2. Existential risk =/= everyone dead. That’s just the central example. Permanent dystopia is also an existential risk, as is sufficiently big (and unjustified, and irreversible) value drift.
I think Matthew’s view is mostly spelled out in this comment and also in a few more comments on his shortform on the EA forum.
TLDR: his view is that very powerful (and even coordinated) misaligned entities that want resources would end up with almost all the resources (e.g. >99%), but this likely wouldn’t involve violence.
I think the above situation I described (no violence but >99% of resources owned by misaligned entities) would still count as existential risk from a conventional longtermist perspective, but awkwardly the definition of existential risk depends on a notion of value, in particular what counts as “substantially curtailing potential goodness”.
Whether or not you think that humanity only getting 0.1% of resources is “substantially curtailing total goodness” depends on other philosophical views.
I think it’s worth tabooing this word in this context for this reason.
(I disagree with Matthew about the chance of violence and also about how bad it is to cede 99% of resources.)
In answer to “It’s totally possible I missed it, but does this report touch on the question of whether power-seeking AIs are an existential risk, or does it just touch on the questions of whether future AIs will have misaligned goals and will be power-seeking in the first place?”:
No, the report doesn’t directly explore whether power-seeking = existential risk
I wrote the report more in the mode of ‘many arguments for existential risk depend on power-seeking (and also other things). Let’s see what the empirical evidence for power-seeking is like (as it’s one, though not the only, prereq for a class of existential risk arguments’

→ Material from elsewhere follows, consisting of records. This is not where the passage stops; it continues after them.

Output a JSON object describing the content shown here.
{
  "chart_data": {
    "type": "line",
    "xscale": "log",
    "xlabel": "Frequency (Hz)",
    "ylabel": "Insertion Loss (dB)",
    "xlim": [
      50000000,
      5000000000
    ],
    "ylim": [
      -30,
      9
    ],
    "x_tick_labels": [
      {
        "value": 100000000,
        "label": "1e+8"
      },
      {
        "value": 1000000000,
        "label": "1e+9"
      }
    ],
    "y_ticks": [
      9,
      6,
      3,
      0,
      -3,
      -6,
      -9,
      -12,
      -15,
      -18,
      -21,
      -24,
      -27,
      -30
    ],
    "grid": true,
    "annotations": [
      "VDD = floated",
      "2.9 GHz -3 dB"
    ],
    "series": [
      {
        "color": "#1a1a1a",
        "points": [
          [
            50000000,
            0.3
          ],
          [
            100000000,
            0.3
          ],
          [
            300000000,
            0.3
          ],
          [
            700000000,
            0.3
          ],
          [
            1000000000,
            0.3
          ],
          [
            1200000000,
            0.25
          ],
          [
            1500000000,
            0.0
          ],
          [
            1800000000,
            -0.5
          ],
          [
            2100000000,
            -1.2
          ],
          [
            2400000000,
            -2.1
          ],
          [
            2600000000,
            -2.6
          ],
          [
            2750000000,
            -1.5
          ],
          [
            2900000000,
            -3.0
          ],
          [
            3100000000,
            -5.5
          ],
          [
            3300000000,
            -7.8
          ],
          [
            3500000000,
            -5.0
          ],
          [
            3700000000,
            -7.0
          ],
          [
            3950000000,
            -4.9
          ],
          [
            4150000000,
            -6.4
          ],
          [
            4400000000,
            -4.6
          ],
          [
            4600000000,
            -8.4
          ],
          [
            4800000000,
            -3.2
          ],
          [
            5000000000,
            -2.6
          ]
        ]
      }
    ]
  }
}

Basically the report has a reasonably limited scope (but I think it’s still worth gathering the evidence for this more constrained thing)
This is very strange reasoning. Misaligned goals mean that entity basically doesn’t care about our existence or well-being, it doesn’t gain anything from us being alive and well relatively to us turning into paperclips. For genetically engineered humans reversal is very likely to be true: they are going to love other humans, be friends with them or take pride from position in human social hierarchy, even if they are selfish by human standards, and it is not clear why they should be selfish.